The first work of Kafka that I read was In der Strafkolonie (In the Penal Colony), in a Romanian translation. I was a student at the Polytechnics and one day, as I was visiting a schoolmate, I saw on his desk a literary magazine. I started to browse the magazine, and Kafka's story was in it, together with a pretty long essay about the author. I began reading the essay, and my colleague observed that I should start directly with the work of Kafka, rather than with an essay on him. He was by all means right: Zweifellosigkeit, as the Prague Master would undoubtedly have said (maybe I should explain the word, in a future post, all in good time).

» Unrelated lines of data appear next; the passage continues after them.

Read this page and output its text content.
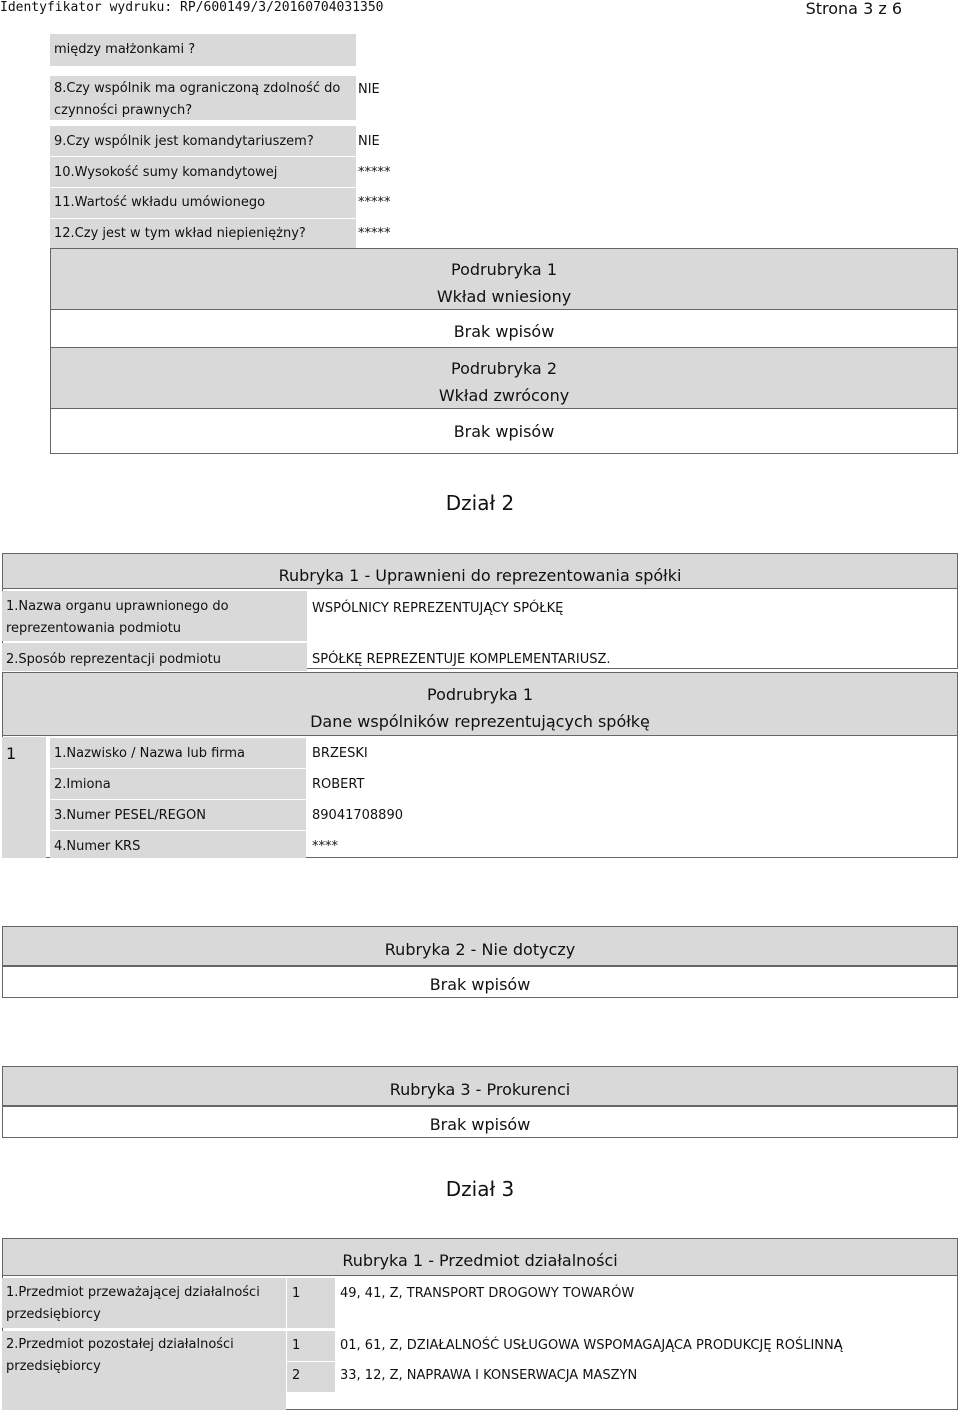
Identyfikator wydruku: RP/600149/3/20160704031350	Strona 3 z 6
między małżonkami ?
8.Czy wspólnik ma ograniczoną zdolność do czynności prawnych?
NIE
9.Czy wspólnik jest komandytariuszem?	NIE
10.Wysokość sumy komandytowej	*****
11.Wartość wkładu umówionego	*****
12.Czy jest w tym wkład niepieniężny?	*****
Podrubryka 1
Wkład wniesiony
Brak wpisów
Podrubryka 2
Wkład zwrócony
Brak wpisów
Dział 2
Rubryka 1 - Uprawnieni do reprezentowania spółki
1.Nazwa organu uprawnionego do reprezentowania podmiotu
WSPÓLNICY REPREZENTUJĄCY SPÓŁKĘ
2.Sposób reprezentacji podmiotu	SPÓŁKĘ REPREZENTUJE KOMPLEMENTARIUSZ.
Podrubryka 1
Dane wspólników reprezentujących spółkę
1	1.Nazwisko / Nazwa lub firma	BRZESKI
2.Imiona	ROBERT
3.Numer PESEL/REGON	89041708890
4.Numer KRS	****
Rubryka 2 - Nie dotyczy
Brak wpisów
Rubryka 3 - Prokurenci
Brak wpisów
Dział 3
Rubryka 1 - Przedmiot działalności
1.Przedmiot przeważającej działalności przedsiębiorcy
1	49, 41, Z, TRANSPORT DROGOWY TOWARÓW
2.Przedmiot pozostałej działalności przedsiębiorcy
1	01, 61, Z, DZIAŁALNOŚĆ USŁUGOWA WSPOMAGAJĄCA PRODUKCJĘ ROŚLINNĄ
2	33, 12, Z, NAPRAWA I KONSERWACJA MASZYN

There is an essay about Kafka in NY Times, very informative. I'd give here a paragraph from it (though I wouldn't consider, this time, the opinion as irrefutably zweifelsfrei):

New translations will appear. (The translations into English of Kafka’s writings by the Scottish couple Willa and Edwin Muir, to which a generation is deeply indebted, have been considered old-fashioned and not definitive for some time now — too elegant and smoothly readable, too much arising from a Kierkegaardian Calvinism and not enough from a Talmudic Judaism.) Massive biographies might at last be completed. For we must know Kafka. It is not enough to know, to live, to be intimate with the ­Kafkaesque.